Questo o altri articoli che scriverò su Silent Hill, non hanno la pretesa di definire il meccanismo dietro la storia, né di rinchiudere l’immaginazione estrema, che arde dentro la “città silente” (che oggi vive di vita propria).
Anche dare al lettore dei riferimenti è arduo: sono usciti e in uscita numerosi sequel, film, fumetti, digressioni sul brand S.H. Non è solo marketing, il gioco della Konami ha contaminato l’immaginario con una prepotenza tale, che ora è parte delle icone fantastiche (e spirituali), dal 900 al nuovo millennio.
Nota bene: mi riferisco al videogame Silent Hill 1 e 2 in parte al 3, sui film e gli altri episodi occorrerebbe un ulteriore digressione, quindi è bene circoscrivere il campo.

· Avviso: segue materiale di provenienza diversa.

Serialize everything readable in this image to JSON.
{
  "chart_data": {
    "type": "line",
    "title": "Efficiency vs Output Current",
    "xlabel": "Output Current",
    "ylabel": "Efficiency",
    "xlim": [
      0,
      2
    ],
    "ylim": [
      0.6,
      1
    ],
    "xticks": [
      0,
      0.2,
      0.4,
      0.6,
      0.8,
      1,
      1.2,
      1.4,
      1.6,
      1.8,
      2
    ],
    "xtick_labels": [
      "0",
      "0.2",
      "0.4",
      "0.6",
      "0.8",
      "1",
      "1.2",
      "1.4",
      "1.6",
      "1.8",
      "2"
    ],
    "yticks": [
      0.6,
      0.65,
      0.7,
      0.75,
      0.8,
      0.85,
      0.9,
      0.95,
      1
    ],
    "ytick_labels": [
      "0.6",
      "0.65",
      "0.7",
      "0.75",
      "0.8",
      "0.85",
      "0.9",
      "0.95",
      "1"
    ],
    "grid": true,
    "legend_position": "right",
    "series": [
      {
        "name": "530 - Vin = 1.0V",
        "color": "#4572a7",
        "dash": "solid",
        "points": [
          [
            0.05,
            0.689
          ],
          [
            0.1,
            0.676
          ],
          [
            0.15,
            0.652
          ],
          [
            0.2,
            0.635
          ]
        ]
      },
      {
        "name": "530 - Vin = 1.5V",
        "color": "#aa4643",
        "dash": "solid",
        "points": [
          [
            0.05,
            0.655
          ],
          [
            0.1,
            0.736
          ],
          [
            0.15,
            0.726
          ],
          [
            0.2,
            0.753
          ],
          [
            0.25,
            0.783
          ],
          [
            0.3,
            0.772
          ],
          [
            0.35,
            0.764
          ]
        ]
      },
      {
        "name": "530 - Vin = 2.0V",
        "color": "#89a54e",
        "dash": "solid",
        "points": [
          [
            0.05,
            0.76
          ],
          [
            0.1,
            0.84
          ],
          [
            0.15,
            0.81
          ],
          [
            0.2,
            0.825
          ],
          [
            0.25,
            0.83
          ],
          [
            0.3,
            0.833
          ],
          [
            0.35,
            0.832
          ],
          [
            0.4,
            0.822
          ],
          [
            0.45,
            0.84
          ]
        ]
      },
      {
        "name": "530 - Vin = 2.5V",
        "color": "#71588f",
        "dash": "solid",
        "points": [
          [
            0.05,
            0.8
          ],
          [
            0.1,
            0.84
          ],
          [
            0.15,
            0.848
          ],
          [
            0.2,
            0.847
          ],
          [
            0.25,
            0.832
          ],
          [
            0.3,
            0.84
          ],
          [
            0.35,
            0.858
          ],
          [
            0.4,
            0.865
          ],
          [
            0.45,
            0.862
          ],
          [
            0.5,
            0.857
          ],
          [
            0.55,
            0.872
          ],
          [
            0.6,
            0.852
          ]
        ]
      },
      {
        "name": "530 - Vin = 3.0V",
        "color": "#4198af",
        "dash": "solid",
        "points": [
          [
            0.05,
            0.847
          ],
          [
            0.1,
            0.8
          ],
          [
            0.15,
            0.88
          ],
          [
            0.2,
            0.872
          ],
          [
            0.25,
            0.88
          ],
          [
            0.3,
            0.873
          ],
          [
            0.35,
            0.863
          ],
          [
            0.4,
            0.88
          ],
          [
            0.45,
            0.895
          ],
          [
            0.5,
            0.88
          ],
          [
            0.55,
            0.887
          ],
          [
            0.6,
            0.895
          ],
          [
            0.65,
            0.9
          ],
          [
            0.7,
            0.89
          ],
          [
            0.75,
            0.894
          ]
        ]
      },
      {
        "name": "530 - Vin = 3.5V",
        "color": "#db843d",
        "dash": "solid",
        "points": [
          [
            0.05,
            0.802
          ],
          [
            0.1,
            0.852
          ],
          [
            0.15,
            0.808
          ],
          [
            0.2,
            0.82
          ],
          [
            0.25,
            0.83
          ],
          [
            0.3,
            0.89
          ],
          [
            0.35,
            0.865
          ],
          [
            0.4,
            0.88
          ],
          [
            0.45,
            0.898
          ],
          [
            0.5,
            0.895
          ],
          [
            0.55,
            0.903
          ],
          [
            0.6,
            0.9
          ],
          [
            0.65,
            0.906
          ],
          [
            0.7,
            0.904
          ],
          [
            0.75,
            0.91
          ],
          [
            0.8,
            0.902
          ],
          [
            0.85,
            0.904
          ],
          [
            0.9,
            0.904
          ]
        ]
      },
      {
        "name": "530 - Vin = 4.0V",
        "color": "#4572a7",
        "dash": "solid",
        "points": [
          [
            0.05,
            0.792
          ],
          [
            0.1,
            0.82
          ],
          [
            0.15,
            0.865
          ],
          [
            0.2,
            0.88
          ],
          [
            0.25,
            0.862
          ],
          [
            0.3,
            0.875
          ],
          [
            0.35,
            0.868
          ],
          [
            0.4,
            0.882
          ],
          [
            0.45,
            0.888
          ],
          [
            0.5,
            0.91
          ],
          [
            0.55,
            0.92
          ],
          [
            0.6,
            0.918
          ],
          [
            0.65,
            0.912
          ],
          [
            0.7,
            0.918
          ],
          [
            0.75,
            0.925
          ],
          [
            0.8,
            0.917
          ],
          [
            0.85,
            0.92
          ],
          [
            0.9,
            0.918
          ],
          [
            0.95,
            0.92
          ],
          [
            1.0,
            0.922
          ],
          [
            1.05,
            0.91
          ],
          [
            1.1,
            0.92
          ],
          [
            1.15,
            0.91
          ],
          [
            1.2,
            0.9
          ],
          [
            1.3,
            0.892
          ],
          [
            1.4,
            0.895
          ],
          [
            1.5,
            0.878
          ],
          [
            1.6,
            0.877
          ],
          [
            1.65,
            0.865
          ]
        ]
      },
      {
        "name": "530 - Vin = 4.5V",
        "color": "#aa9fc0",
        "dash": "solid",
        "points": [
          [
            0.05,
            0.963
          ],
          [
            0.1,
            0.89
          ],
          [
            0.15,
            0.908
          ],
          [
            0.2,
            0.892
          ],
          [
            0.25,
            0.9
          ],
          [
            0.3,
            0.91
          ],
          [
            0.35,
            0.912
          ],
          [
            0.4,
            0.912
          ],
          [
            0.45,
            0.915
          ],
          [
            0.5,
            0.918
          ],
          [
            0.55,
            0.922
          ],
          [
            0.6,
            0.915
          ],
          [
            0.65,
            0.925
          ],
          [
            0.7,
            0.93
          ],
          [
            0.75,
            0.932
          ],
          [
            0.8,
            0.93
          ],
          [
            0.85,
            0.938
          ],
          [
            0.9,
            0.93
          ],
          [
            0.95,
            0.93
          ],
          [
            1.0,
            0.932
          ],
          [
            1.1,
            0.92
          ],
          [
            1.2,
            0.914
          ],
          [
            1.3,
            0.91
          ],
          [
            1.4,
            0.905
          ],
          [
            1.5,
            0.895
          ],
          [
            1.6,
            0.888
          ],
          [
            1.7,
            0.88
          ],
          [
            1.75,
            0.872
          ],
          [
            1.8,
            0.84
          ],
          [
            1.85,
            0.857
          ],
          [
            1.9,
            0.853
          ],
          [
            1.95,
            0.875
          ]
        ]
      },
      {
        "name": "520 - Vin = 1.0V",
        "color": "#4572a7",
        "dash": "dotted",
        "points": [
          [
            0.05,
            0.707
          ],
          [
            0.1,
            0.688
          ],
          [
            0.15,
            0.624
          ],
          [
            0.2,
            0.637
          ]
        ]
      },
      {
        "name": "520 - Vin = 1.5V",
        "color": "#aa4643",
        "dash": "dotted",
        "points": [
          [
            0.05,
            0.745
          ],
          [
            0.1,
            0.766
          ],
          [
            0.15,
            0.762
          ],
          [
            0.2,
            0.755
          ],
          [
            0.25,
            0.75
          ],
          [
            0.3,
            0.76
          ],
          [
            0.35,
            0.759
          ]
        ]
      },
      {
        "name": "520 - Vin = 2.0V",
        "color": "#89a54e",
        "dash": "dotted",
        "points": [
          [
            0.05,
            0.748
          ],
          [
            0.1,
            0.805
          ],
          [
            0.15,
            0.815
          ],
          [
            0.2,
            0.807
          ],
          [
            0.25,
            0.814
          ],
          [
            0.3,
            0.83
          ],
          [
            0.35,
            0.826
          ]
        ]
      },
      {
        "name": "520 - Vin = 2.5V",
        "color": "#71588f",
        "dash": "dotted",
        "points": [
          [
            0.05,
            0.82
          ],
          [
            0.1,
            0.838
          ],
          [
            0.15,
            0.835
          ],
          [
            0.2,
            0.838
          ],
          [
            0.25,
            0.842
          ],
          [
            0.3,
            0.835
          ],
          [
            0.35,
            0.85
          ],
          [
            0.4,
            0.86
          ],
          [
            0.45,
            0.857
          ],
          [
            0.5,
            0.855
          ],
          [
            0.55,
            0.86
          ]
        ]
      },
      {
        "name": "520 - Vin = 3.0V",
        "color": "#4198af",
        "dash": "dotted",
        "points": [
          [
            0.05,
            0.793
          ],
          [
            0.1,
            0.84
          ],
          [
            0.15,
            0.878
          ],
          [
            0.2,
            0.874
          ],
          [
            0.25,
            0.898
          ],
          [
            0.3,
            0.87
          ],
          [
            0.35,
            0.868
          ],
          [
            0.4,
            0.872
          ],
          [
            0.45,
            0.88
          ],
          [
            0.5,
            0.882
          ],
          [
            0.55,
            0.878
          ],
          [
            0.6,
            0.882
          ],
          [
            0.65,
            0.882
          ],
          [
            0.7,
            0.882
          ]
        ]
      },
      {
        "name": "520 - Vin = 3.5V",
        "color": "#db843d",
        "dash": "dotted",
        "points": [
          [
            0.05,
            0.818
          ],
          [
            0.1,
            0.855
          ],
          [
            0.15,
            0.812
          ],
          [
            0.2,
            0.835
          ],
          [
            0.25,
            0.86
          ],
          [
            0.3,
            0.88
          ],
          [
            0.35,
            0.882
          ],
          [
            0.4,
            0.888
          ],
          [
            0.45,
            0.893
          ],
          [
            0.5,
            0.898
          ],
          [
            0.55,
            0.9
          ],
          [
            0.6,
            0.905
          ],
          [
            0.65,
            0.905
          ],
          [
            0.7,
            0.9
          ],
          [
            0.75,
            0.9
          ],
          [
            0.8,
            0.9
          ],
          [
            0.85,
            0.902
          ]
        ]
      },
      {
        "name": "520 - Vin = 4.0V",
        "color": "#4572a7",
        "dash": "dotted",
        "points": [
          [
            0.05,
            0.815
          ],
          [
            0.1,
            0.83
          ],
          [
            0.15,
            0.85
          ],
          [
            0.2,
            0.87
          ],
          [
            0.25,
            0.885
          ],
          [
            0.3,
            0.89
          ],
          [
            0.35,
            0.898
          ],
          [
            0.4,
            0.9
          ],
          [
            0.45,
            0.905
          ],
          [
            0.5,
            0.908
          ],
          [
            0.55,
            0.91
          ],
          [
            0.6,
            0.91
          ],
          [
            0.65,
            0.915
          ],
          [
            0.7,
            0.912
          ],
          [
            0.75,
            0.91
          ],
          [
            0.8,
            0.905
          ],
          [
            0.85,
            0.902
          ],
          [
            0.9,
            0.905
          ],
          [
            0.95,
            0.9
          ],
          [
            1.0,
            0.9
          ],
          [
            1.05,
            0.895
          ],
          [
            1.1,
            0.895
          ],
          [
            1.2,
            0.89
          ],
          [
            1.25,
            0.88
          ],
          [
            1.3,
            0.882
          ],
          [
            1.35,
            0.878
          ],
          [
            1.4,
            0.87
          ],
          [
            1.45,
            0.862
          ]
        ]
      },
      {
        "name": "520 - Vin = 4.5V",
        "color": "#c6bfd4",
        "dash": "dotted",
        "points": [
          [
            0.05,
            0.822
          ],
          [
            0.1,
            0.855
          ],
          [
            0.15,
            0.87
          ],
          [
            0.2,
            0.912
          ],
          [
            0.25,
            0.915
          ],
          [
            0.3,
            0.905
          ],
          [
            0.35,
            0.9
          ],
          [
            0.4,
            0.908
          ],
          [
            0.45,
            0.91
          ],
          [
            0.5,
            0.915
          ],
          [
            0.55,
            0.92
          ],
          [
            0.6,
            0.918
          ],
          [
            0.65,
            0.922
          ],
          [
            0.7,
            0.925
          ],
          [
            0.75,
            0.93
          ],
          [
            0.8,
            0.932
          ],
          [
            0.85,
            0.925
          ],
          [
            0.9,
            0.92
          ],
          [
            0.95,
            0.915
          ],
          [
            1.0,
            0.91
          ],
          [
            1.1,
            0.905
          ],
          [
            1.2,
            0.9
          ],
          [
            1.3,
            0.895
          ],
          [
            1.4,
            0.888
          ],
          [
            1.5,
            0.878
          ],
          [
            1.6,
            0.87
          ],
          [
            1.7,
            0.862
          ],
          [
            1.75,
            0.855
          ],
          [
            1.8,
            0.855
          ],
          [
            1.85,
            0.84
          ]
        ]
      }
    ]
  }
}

Perché l’esperienza di questo gioco è unica? In cosa differisce dalle varie ambientazioni di zombi, licantropi e case infestate?
SH è uno stile di vita.
E incredibilmente, in maniera inconscia, lo abbiamo attraversato tutti.
Ego(t)ismo, bramosia di sè, desideri mutati in allucinazioni, gli stessi divorati dalle illusioni, la continua-morbosa fragilità del confine tra bene e male, il coraggio di affrontare il giudizio, la ricerca forsennata dell’io (protagonista e colpevole), tutto è emanazione dei recessi dell’anima, di colui che la percorre.
E’ il compiacimento del proprio inconscio, che occupa creature misteriose, denti e artigli, nessuna buona intenzione.
Le dinamiche sono quelle del “survival horror”, l’atmosfera richiama un’esoterismo cristiano-antico, superbamente “made in japan”.
L’happy ending non è assicurato, che rende -come nella vita- tutto molto eccitante.
Superata la collina, la città: in gioco è la vita di un uomo, non solo: si vince (o si perde) il purgatorio, l’inferno, un istante di paradiso. Silent Hill assomiglia ad un freddo inverno, insieme alla nebbia, l’io congelato è perso; il suono di una sirena avverte che bisogna correre, nascondersi. In strada presenze magiche e pericolose.